Hornick cited concerns about the negative impacts of the wind farm.

“This is especially important because if we allow this precedent to be set and our rights to do what we choose to do with our own land as individual communities, what will you lose the right to do next? We, the coastal residents,” Hornick wrote, “should have the right to say what goes on our land and in our water just as all communities should be able to. Please help us stop this now!”

Gov. Phil Murphy, a huge proponent of wind energy, wants the state to produce up to 7,500 megawatts of clean wind energy by 2035 and to use only clean energy in the state by 2050.

Ocean City is one of the two communities along the southern New Jersey coast where transmission lines would come ashore from the massive project by Danish company Ørsted to put up to 99 wind turbines – each 853 feet tall – in the Atlantic Ocean starting 15 miles off the coast of Cape May and Atlantic counties.

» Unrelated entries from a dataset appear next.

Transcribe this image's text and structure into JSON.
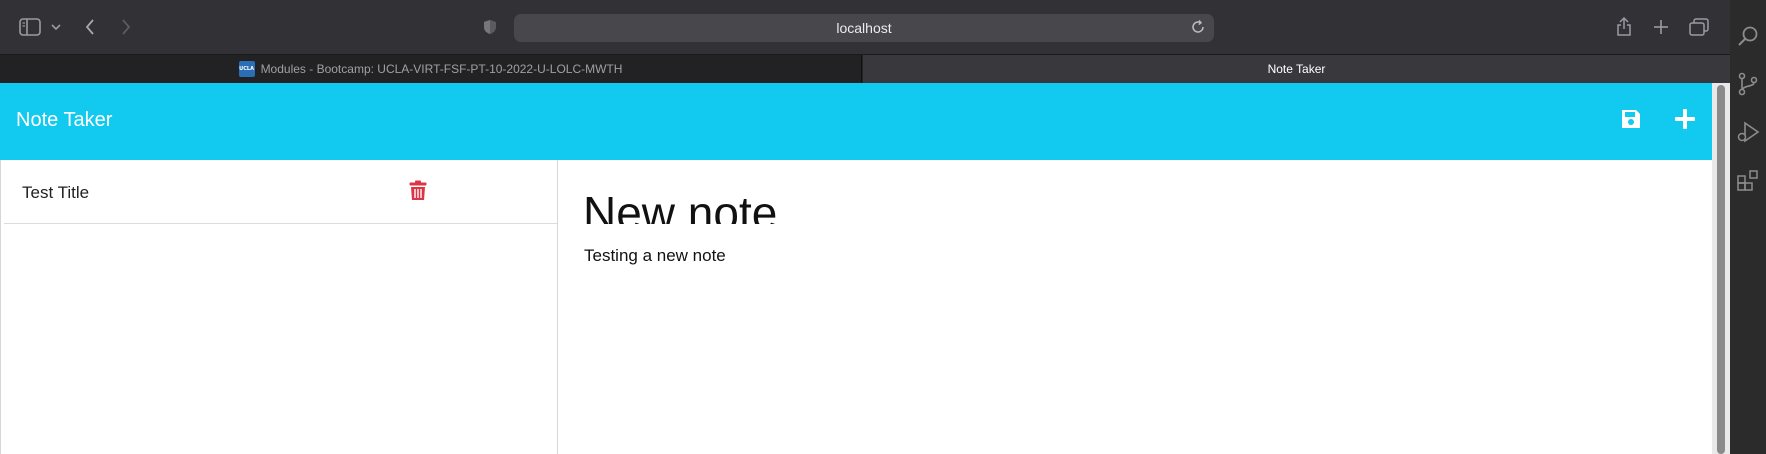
{
  "browser": {
    "url": "localhost",
    "tabs": [
      {
        "label": "Modules - Bootcamp: UCLA-VIRT-FSF-PT-10-2022-U-LOLC-MWTH",
        "favicon_text": "UCLA",
        "active": false
      },
      {
        "label": "Note Taker",
        "active": true
      }
    ]
  },
  "app": {
    "brand": "Note Taker",
    "accent_color": "#12c9ef",
    "delete_color": "#dc3545",
    "notes": [
      {
        "title": "Test Title"
      }
    ],
    "editor": {
      "title": "New note",
      "text": "Testing a new note"
    },
    "icons": {
      "save": "save-icon",
      "new": "plus-icon",
      "delete": "trash-icon"
    }
  }
}
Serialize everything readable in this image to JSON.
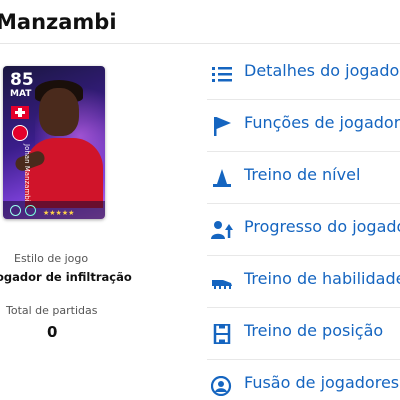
{
  "header": {
    "title": "Manzambi"
  },
  "player_card": {
    "rating": "85",
    "position": "MAT",
    "name": "Johan Manzambi",
    "stars": "★★★★★"
  },
  "stats": {
    "play_style_label": "Estilo de jogo",
    "play_style_value": "ogador de infiltração",
    "matches_label": "Total de partidas",
    "matches_value": "0"
  },
  "menu": [
    {
      "label": "Detalhes do jogado",
      "icon": "list-icon"
    },
    {
      "label": "Funções de jogador",
      "icon": "flag-icon"
    },
    {
      "label": "Treino de nível",
      "icon": "cone-icon"
    },
    {
      "label": "Progresso do jogado",
      "icon": "person-up-icon"
    },
    {
      "label": "Treino de habilidade",
      "icon": "boot-icon"
    },
    {
      "label": "Treino de posição",
      "icon": "pitch-icon"
    },
    {
      "label": "Fusão de jogadores",
      "icon": "person-search-icon"
    }
  ],
  "colors": {
    "accent": "#1565c0"
  }
}
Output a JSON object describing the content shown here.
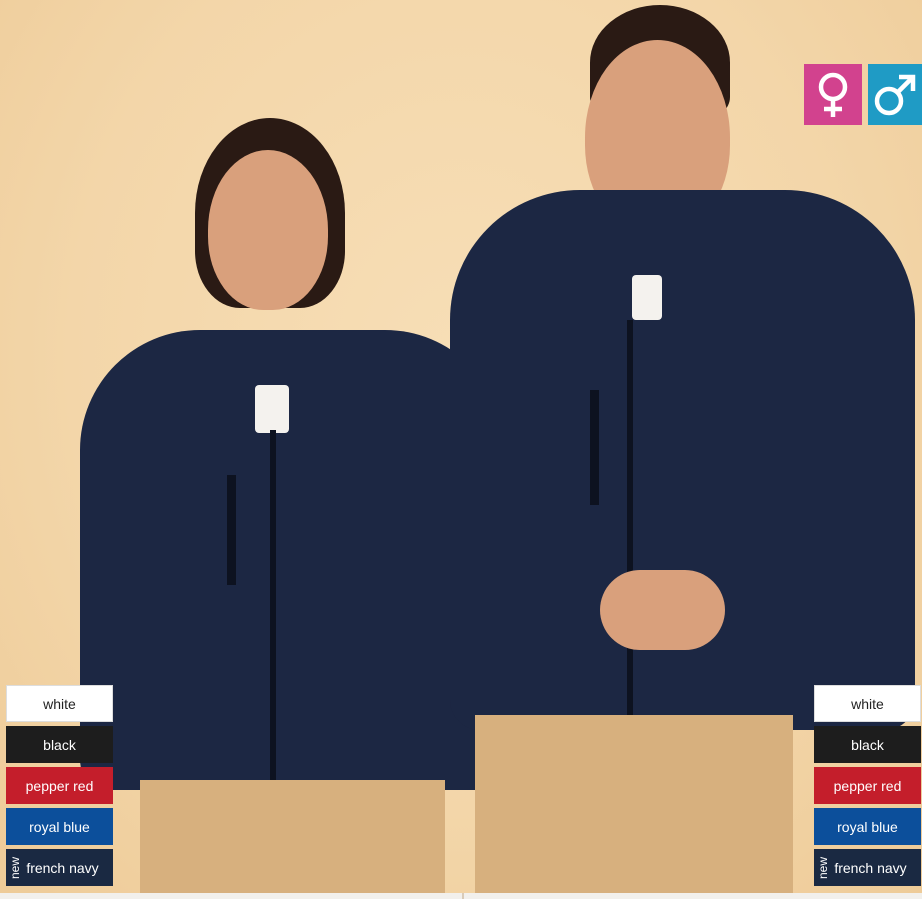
{
  "gender_icons": {
    "female": {
      "glyph": "♀",
      "icon": "female-symbol-icon",
      "color": "#d2428e"
    },
    "male": {
      "glyph": "♂",
      "icon": "male-symbol-icon",
      "color": "#1f9bc5"
    }
  },
  "colors_left": [
    {
      "label": "white",
      "hex": "#ffffff"
    },
    {
      "label": "black",
      "hex": "#1d1d1d"
    },
    {
      "label": "pepper red",
      "hex": "#c41e2b"
    },
    {
      "label": "royal blue",
      "hex": "#0c4f9b"
    },
    {
      "label": "french navy",
      "hex": "#1a2942",
      "tag": "new"
    }
  ],
  "colors_right": [
    {
      "label": "white",
      "hex": "#ffffff"
    },
    {
      "label": "black",
      "hex": "#1d1d1d"
    },
    {
      "label": "pepper red",
      "hex": "#c41e2b"
    },
    {
      "label": "royal blue",
      "hex": "#0c4f9b"
    },
    {
      "label": "french navy",
      "hex": "#1a2942",
      "tag": "new"
    }
  ]
}
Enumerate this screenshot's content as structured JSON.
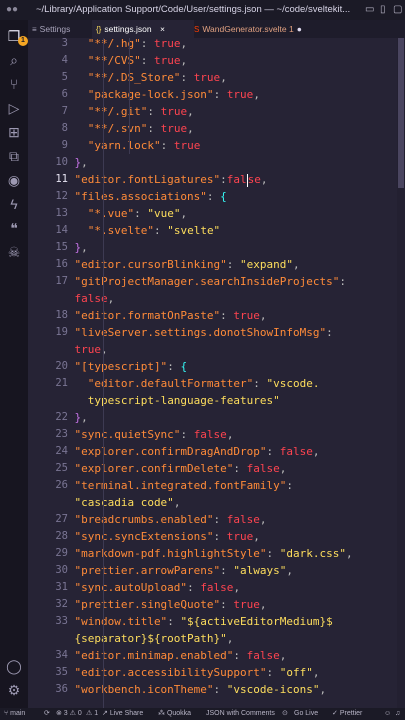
{
  "window": {
    "title": "~/Library/Application Support/Code/User/settings.json — ~/code/sveltekit..."
  },
  "tabs": [
    {
      "label": "Settings",
      "icon": "≡"
    },
    {
      "label": "settings.json",
      "icon": "{}",
      "close": "×"
    },
    {
      "label": "WandGenerator.svelte 1",
      "icon": "S",
      "dirty": "●"
    }
  ],
  "activity": {
    "badge": "1"
  },
  "colors": {
    "background": "#262335",
    "string": "#ff8b39",
    "value": "#fede5d",
    "literal": "#fe4450",
    "lineNumber": "#7a7594"
  },
  "editor": {
    "lines": [
      {
        "n": "3",
        "t1": "\"**/.hg\"",
        "t2": ": ",
        "t3": "true",
        "t4": ","
      },
      {
        "n": "4",
        "t1": "\"**/CVS\"",
        "t2": ": ",
        "t3": "true",
        "t4": ","
      },
      {
        "n": "5",
        "t1": "\"**/.DS_Store\"",
        "t2": ": ",
        "t3": "true",
        "t4": ","
      },
      {
        "n": "6",
        "t1": "\"package-lock.json\"",
        "t2": ": ",
        "t3": "true",
        "t4": ","
      },
      {
        "n": "7",
        "t1": "\"**/.git\"",
        "t2": ": ",
        "t3": "true",
        "t4": ","
      },
      {
        "n": "8",
        "t1": "\"**/.svn\"",
        "t2": ": ",
        "t3": "true",
        "t4": ","
      },
      {
        "n": "9",
        "t1": "\"yarn.lock\"",
        "t2": ": ",
        "t3": "true",
        "t4": ""
      },
      {
        "n": "10",
        "t1": "}",
        "t2": ",",
        "t3": "",
        "t4": ""
      },
      {
        "n": "11",
        "t1": "\"editor.fontLigatures\"",
        "t2": ":",
        "t3": "fal",
        "t3b": "se",
        "t4": ","
      },
      {
        "n": "12",
        "t1": "\"files.associations\"",
        "t2": ": ",
        "t3": "{",
        "t4": ""
      },
      {
        "n": "13",
        "t1": "\"*.vue\"",
        "t2": ": ",
        "t3": "\"vue\"",
        "t4": ","
      },
      {
        "n": "14",
        "t1": "\"*.svelte\"",
        "t2": ": ",
        "t3": "\"svelte\"",
        "t4": ""
      },
      {
        "n": "15",
        "t1": "}",
        "t2": ",",
        "t3": "",
        "t4": ""
      },
      {
        "n": "16",
        "t1": "\"editor.cursorBlinking\"",
        "t2": ": ",
        "t3": "\"expand\"",
        "t4": ","
      },
      {
        "n": "17",
        "t1": "\"gitProjectManager.searchInsideProjects\"",
        "t2": ":",
        "t3": "",
        "t4": ""
      },
      {
        "n": "",
        "t1": "",
        "t2": "",
        "t3": "false",
        "t4": ","
      },
      {
        "n": "18",
        "t1": "\"editor.formatOnPaste\"",
        "t2": ": ",
        "t3": "true",
        "t4": ","
      },
      {
        "n": "19",
        "t1": "\"liveServer.settings.donotShowInfoMsg\"",
        "t2": ":",
        "t3": "",
        "t4": ""
      },
      {
        "n": "",
        "t1": "",
        "t2": "",
        "t3": "true",
        "t4": ","
      },
      {
        "n": "20",
        "t1": "\"[typescript]\"",
        "t2": ": ",
        "t3": "{",
        "t4": ""
      },
      {
        "n": "21",
        "t1": "\"editor.defaultFormatter\"",
        "t2": ": ",
        "t3": "\"vscode.",
        "t4": ""
      },
      {
        "n": "",
        "t1": "",
        "t2": "",
        "t3": "typescript-language-features\"",
        "t4": ""
      },
      {
        "n": "22",
        "t1": "}",
        "t2": ",",
        "t3": "",
        "t4": ""
      },
      {
        "n": "23",
        "t1": "\"sync.quietSync\"",
        "t2": ": ",
        "t3": "false",
        "t4": ","
      },
      {
        "n": "24",
        "t1": "\"explorer.confirmDragAndDrop\"",
        "t2": ": ",
        "t3": "false",
        "t4": ","
      },
      {
        "n": "25",
        "t1": "\"explorer.confirmDelete\"",
        "t2": ": ",
        "t3": "false",
        "t4": ","
      },
      {
        "n": "26",
        "t1": "\"terminal.integrated.fontFamily\"",
        "t2": ":",
        "t3": "",
        "t4": ""
      },
      {
        "n": "",
        "t1": "",
        "t2": "",
        "t3": "\"cascadia code\"",
        "t4": ","
      },
      {
        "n": "27",
        "t1": "\"breadcrumbs.enabled\"",
        "t2": ": ",
        "t3": "false",
        "t4": ","
      },
      {
        "n": "28",
        "t1": "\"sync.syncExtensions\"",
        "t2": ": ",
        "t3": "true",
        "t4": ","
      },
      {
        "n": "29",
        "t1": "\"markdown-pdf.highlightStyle\"",
        "t2": ": ",
        "t3": "\"dark.css\"",
        "t4": ","
      },
      {
        "n": "30",
        "t1": "\"prettier.arrowParens\"",
        "t2": ": ",
        "t3": "\"always\"",
        "t4": ","
      },
      {
        "n": "31",
        "t1": "\"sync.autoUpload\"",
        "t2": ": ",
        "t3": "false",
        "t4": ","
      },
      {
        "n": "32",
        "t1": "\"prettier.singleQuote\"",
        "t2": ": ",
        "t3": "true",
        "t4": ","
      },
      {
        "n": "33",
        "t1": "\"window.title\"",
        "t2": ": ",
        "t3": "\"${activeEditorMedium}$",
        "t4": ""
      },
      {
        "n": "",
        "t1": "",
        "t2": "",
        "t3": "{separator}${rootPath}\"",
        "t4": ","
      },
      {
        "n": "34",
        "t1": "\"editor.minimap.enabled\"",
        "t2": ": ",
        "t3": "false",
        "t4": ","
      },
      {
        "n": "35",
        "t1": "\"editor.accessibilitySupport\"",
        "t2": ": ",
        "t3": "\"off\"",
        "t4": ","
      },
      {
        "n": "36",
        "t1": "\"workbench.iconTheme\"",
        "t2": ": ",
        "t3": "\"vscode-icons\"",
        "t4": ","
      }
    ]
  },
  "status": {
    "branch": "main",
    "problems": "⊗ 3 ⚠ 0",
    "warn2": "⚠ 1",
    "liveShare": "Live Share",
    "quokka": "Quokka",
    "language": "JSON with Comments",
    "goLive": "Go Live",
    "prettier": "Prettier"
  }
}
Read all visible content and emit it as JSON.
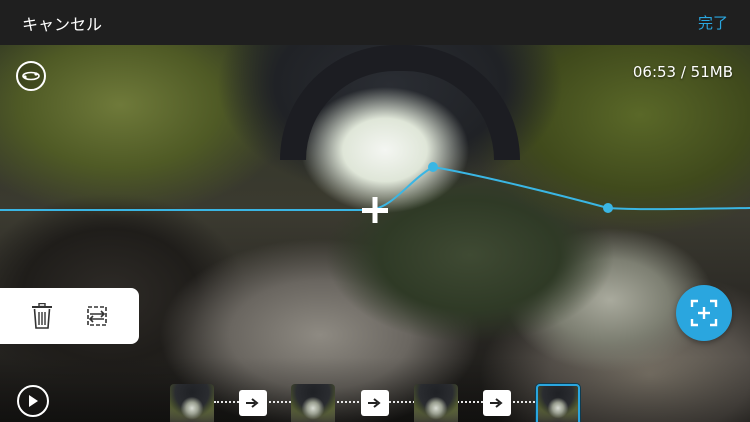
{
  "header": {
    "cancel_label": "キャンセル",
    "done_label": "完了"
  },
  "viewer": {
    "info": "06:53 / 51MB"
  },
  "icons": {
    "sphere": "360-sphere-icon",
    "trash": "trash-icon",
    "flip": "flip-frame-icon",
    "crop": "reframe-plus-icon",
    "play": "play-icon",
    "arrow": "arrow-right-icon"
  },
  "colors": {
    "accent": "#2aa6df",
    "path": "#3ab6e4",
    "topbar": "#1f1f1f"
  }
}
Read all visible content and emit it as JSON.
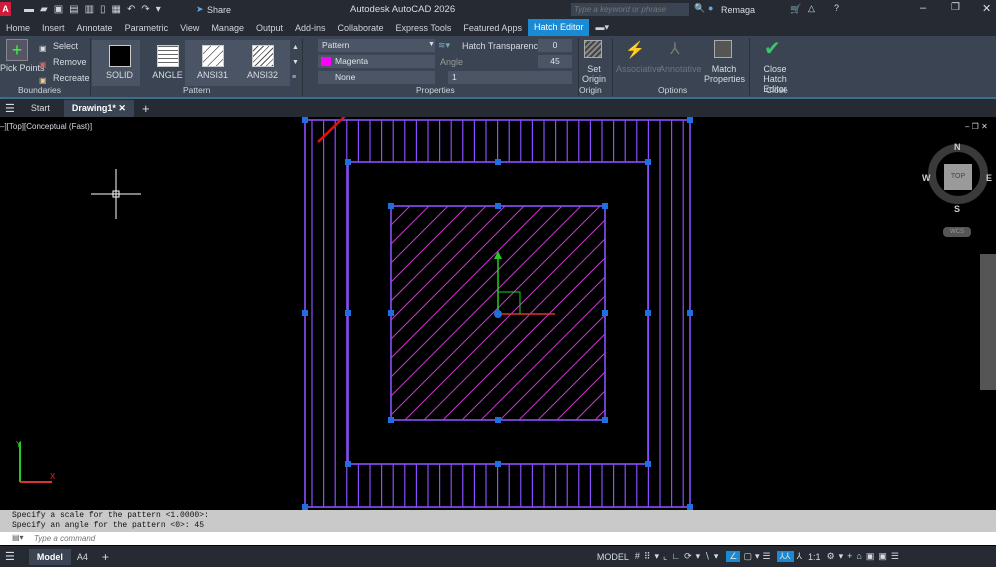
{
  "app": {
    "title": "Autodesk AutoCAD 2026",
    "logo": "A",
    "share": "Share",
    "search_placeholder": "Type a keyword or phrase",
    "user": "Remaga"
  },
  "menu": [
    "Home",
    "Insert",
    "Annotate",
    "Parametric",
    "View",
    "Manage",
    "Output",
    "Add-ins",
    "Collaborate",
    "Express Tools",
    "Featured Apps",
    "Hatch Editor"
  ],
  "ribbon": {
    "boundaries": {
      "pick_points": "Pick Points",
      "select": "Select",
      "remove": "Remove",
      "recreate": "Recreate",
      "label": "Boundaries"
    },
    "pattern": {
      "items": [
        "SOLID",
        "ANGLE",
        "ANSI31",
        "ANSI32"
      ],
      "label": "Pattern"
    },
    "properties": {
      "type": "Pattern",
      "color": "Magenta",
      "color_hex": "#ff00ff",
      "background": "None",
      "transparency_label": "Hatch Transparency",
      "transparency": "0",
      "angle_label": "Angle",
      "angle": "45",
      "scale": "1",
      "label": "Properties"
    },
    "origin": {
      "set_origin": "Set Origin",
      "label": "Origin"
    },
    "options": {
      "associative": "Associative",
      "annotative": "Annotative",
      "match": "Match Properties",
      "label": "Options"
    },
    "close": {
      "close": "Close Hatch Editor",
      "label": "Close"
    }
  },
  "doc_tabs": {
    "start": "Start",
    "drawing": "Drawing1*"
  },
  "viewport": {
    "label": "–][Top][Conceptual (Fast)]",
    "viewcube": {
      "n": "N",
      "s": "S",
      "e": "E",
      "w": "W",
      "top": "TOP",
      "wcs": "WCS"
    }
  },
  "command": {
    "history": [
      "Specify a scale for the pattern <1.0000>:",
      "Specify an angle for the pattern <0>: 45"
    ],
    "placeholder": "Type a command"
  },
  "status": {
    "model_tab": "Model",
    "layout_tab": "A4",
    "model": "MODEL",
    "scale": "1:1"
  },
  "colors": {
    "accent": "#1a8ad4",
    "hatch": "#8a4dff",
    "magenta": "#c03cc8",
    "grip": "#1e6fe0",
    "arrow": "#e01010"
  }
}
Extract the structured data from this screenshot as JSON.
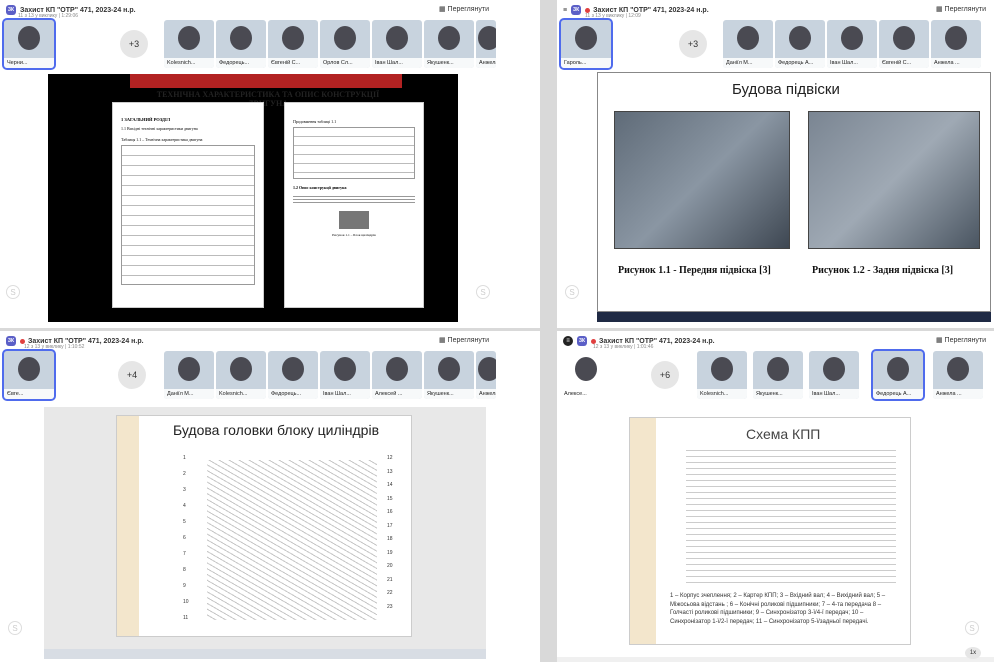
{
  "header_title": "Захист КП \"ОТР\" 471, 2023-24 н.р.",
  "view_label": "Переглянути",
  "rate_label": "1x",
  "q1": {
    "sub": "11 з 13 у виклику | 1:29:06",
    "more": "+3",
    "self": "Черни...",
    "tiles": [
      "Kolesnich...",
      "Федорець...",
      "Євгеній С...",
      "Орлов Сл...",
      "Іван Шал...",
      "Якушенк...",
      "Анжела ..."
    ],
    "slide_title": "ТЕХНІЧНА ХАРАКТЕРИСТИКА ТА ОПИС КОНСТРУКЦІЇ ДВИГУНА",
    "left_heading": "1 ЗАГАЛЬНИЙ РОЗДІЛ",
    "left_sub": "1.1 Вихідні технічні характеристики двигуна",
    "table_caption": "Таблиця 1.1 – Технічна характеристика двигуна",
    "right_caption": "Продовження таблиці 1.1",
    "right_heading": "1.2 Опис конструкції двигуна",
    "right_fig": "Рисунок 1.1 – Блок циліндрів"
  },
  "q2": {
    "sub": "11 з 13 у виклику | 12:09",
    "more": "+3",
    "self": "Гароль...",
    "tiles": [
      "Даніїл М...",
      "Федорець А...",
      "Іван Шал...",
      "Євгеній С...",
      "Анжела ..."
    ],
    "slide_title": "Будова підвіски",
    "cap1": "Рисунок 1.1 - Передня підвіска [3]",
    "cap2": "Рисунок 1.2 - Задня підвіска [3]"
  },
  "q3": {
    "sub": "12 з 13 у виклику | 1:10:52",
    "more": "+4",
    "self": "Євге...",
    "tiles": [
      "Даніїл М...",
      "Kolesnich...",
      "Федорець...",
      "Іван Шал...",
      "Алексей ...",
      "Якушенк...",
      "Анжела ..."
    ],
    "slide_title": "Будова головки блоку циліндрів",
    "nums_left": [
      "1",
      "2",
      "3",
      "4",
      "5",
      "6",
      "7",
      "8",
      "9",
      "10",
      "11"
    ],
    "nums_right": [
      "12",
      "13",
      "14",
      "15",
      "16",
      "17",
      "18",
      "19",
      "20",
      "21",
      "22",
      "23"
    ]
  },
  "q4": {
    "sub": "12 з 13 у виклику | 1:01:46",
    "more": "+6",
    "self": "Алексе...",
    "tiles": [
      "Kolesnich...",
      "Якушенк...",
      "Іван Шал...",
      "Федорець А...",
      "Анжела ..."
    ],
    "slide_title": "Схема КПП",
    "legend": "1 – Корпус зчеплення; 2 – Картер КПП; 3 – Вхідний вал; 4 – Вихідний вал; 5 – Міжосьова відстань ; 6 – Конічні роликові підшипники; 7 – 4-та передача 8 – Голчасті роликові підшипники; 9 – Синхронізатор 3-ї/4-ї передач; 10 – Синхронізатор 1-ї/2-ї передач; 11 – Синхронізатор 5-ї/задньої передачі."
  }
}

Ocean Wind is expected to generate 1,100 megawatts of power if approved.

One line is proposed to run beneath the beach and streets of Ocean City and then along Roosevelt Boulevard to Upper Township, where it would connect to the power grid at the defunct B.L. England generating plant in Beesleys Point.

The other transmission line is proposed to connect to the grid at the former Oyster Creek nuclear plant in Ocean County, going across Island Beach State Park.

In 2020 Ørsted had approached Ocean City government about obtaining right of way to bury its power cables beneath the beach and city streets, but the administration and council have never taken up any measure to that effect.

The company needed the support of the city to use the rights of ways because even though it is an electricity producer, it is not considered a utility, which is allowed to use the rights of way.

To that end, the eight-page bill concludes “Lastly, the bill provides that a qualified offshore wind project approved by the board is to be deemed an electric power generator for the purposes of section 10 of the ‘Municipal Land Use Law,’ P.L.1975, c.291 (C.40:55D-19).”

By qualifying the project that way, Ørsted would not need the city’s approval to run its transmission lines. That decision would be left to the state Board of Public Utilities.

As recently as the last City Council meeting in June, DeVlieger reiterated his plans to keep fighting the Ocean Wind project. A grassroots group, based in Ocean City but including members from other shore communities, also has risen up to fight the Ocean Wind project and another proposed wind farm just north called Atlantic Shores. That group has a website, protectourcoastnj.com.